Gilligan would classify this need to differentiate as daughters trying to separate from their mothers of the second wave.
Much of the discussion of the newness of third wave feminism comes out of an active desire from daughters to separate themselves from the previous generation.But what is so wrong with trying to separate from the previous generation? Every generation generally rebels from their predecessors in some way. Feminism today needs to create its own identity or identities. This doesn't mean forgetting the feminism of the 70s, just building on it and making it our own.

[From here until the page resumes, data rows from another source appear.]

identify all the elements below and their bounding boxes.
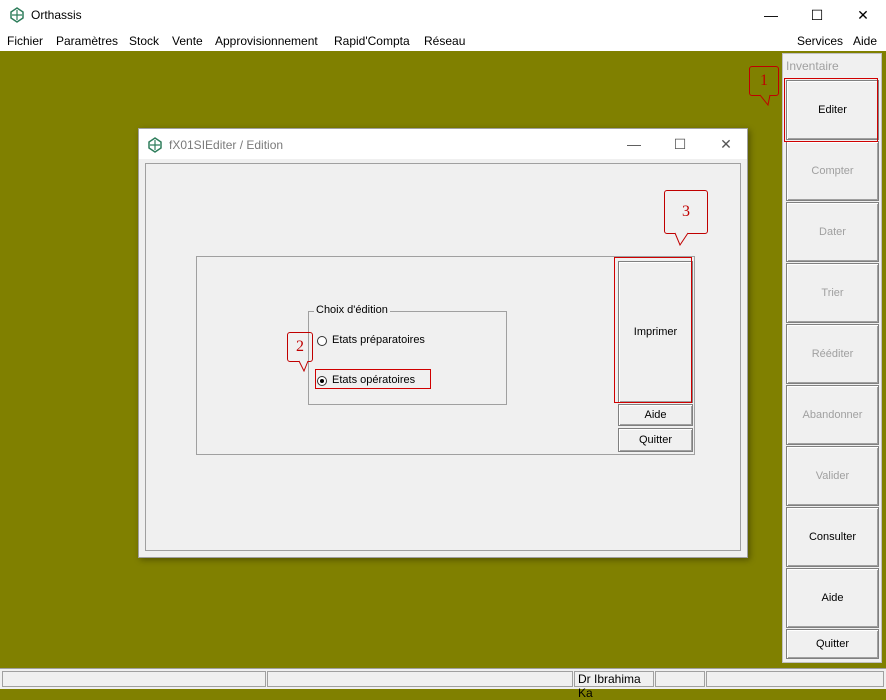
menu-reseau[interactable]: Réseau (424, 34, 465, 48)
trier-button[interactable]: Trier (786, 263, 879, 323)
callout-2-tail (298, 360, 309, 372)
menu-fichier[interactable]: Fichier (7, 34, 43, 48)
inventaire-panel: Inventaire Editer Compter Dater Trier Ré… (782, 53, 882, 663)
status-bar: Dr Ibrahima Ka (0, 668, 886, 700)
callout-3: 3 (664, 190, 708, 234)
menu-vente[interactable]: Vente (172, 34, 203, 48)
dialog-title: fX01SIEditer / Edition (169, 138, 284, 152)
panel-title: Inventaire (786, 59, 839, 73)
menu-parametres[interactable]: Paramètres (56, 34, 118, 48)
dialog-aide-button[interactable]: Aide (618, 404, 693, 426)
callout-3-tail (674, 232, 689, 246)
status-cell-5 (706, 671, 884, 687)
maximize-button[interactable]: ☐ (794, 0, 840, 31)
app-logo-icon (10, 7, 24, 23)
status-cell-1 (2, 671, 266, 687)
status-cell-2 (267, 671, 573, 687)
dialog-title-bar: fX01SIEditer / Edition — ☐ ✕ (139, 129, 747, 159)
menu-stock[interactable]: Stock (129, 34, 159, 48)
menu-approvisionnement[interactable]: Approvisionnement (215, 34, 318, 48)
dater-button[interactable]: Dater (786, 202, 879, 262)
callout-2: 2 (287, 332, 313, 362)
choix-edition-group: Choix d'édition Etats préparatoires Etat… (308, 304, 507, 405)
consulter-button[interactable]: Consulter (786, 507, 879, 567)
dialog-maximize-button[interactable]: ☐ (657, 129, 703, 159)
dialog-close-button[interactable]: ✕ (703, 129, 749, 159)
menu-bar: Fichier Paramètres Stock Vente Approvisi… (0, 31, 886, 51)
status-cell-4 (655, 671, 705, 687)
group-label: Choix d'édition (314, 304, 390, 316)
menu-aide[interactable]: Aide (853, 34, 877, 48)
menu-rapid-compta[interactable]: Rapid'Compta (334, 34, 410, 48)
minimize-button[interactable]: — (748, 0, 794, 31)
dialog-minimize-button[interactable]: — (611, 129, 657, 159)
highlight-editer (784, 78, 878, 142)
close-button[interactable]: ✕ (840, 0, 886, 31)
panel-quitter-button[interactable]: Quitter (786, 629, 879, 659)
reediter-button[interactable]: Rééditer (786, 324, 879, 384)
status-user: Dr Ibrahima Ka (574, 671, 654, 700)
callout-1-tail (759, 94, 771, 106)
abandonner-button[interactable]: Abandonner (786, 385, 879, 445)
dialog-logo-icon (148, 137, 162, 153)
menu-services[interactable]: Services (797, 34, 843, 48)
radio-etats-preparatoires[interactable] (317, 336, 327, 346)
highlight-imprimer (614, 257, 692, 403)
highlight-etats-operatoires (315, 369, 431, 389)
compter-button[interactable]: Compter (786, 141, 879, 201)
panel-aide-button[interactable]: Aide (786, 568, 879, 628)
valider-button[interactable]: Valider (786, 446, 879, 506)
app-title: Orthassis (31, 8, 82, 22)
app-title-bar: Orthassis — ☐ ✕ (0, 0, 886, 31)
radio-label-preparatoires[interactable]: Etats préparatoires (332, 334, 425, 346)
dialog-quitter-button[interactable]: Quitter (618, 428, 693, 452)
callout-1: 1 (749, 66, 779, 96)
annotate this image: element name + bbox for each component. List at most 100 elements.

There still has to be a connection with the creation of a new identity. We have to realize that...
Our rights, such as they are, were won by the tireless work of earlier generations of feminist, and obligate us to correct the inequality that continues to structure women's lives, starting right now.This is why the wave metaphor can work. It implies connection but still a separate identity. I am not attached to the term "third wave" as an identity. I understand the concerns of Gilligan, but I see that more as a result of people as opposed to the term "third wave." And I definitely see the value in the wave metaphor (or some other appropriate term) as a way to differentiate between the suffrage movement, the feminism of the 70s, and today...because there is definitely a difference.
Suggested Reading: Gilligan references the book The World Split Open by Ruth Rosen. I read it for my feminist theory class. It's a good book about the history of feminism and the women's movement.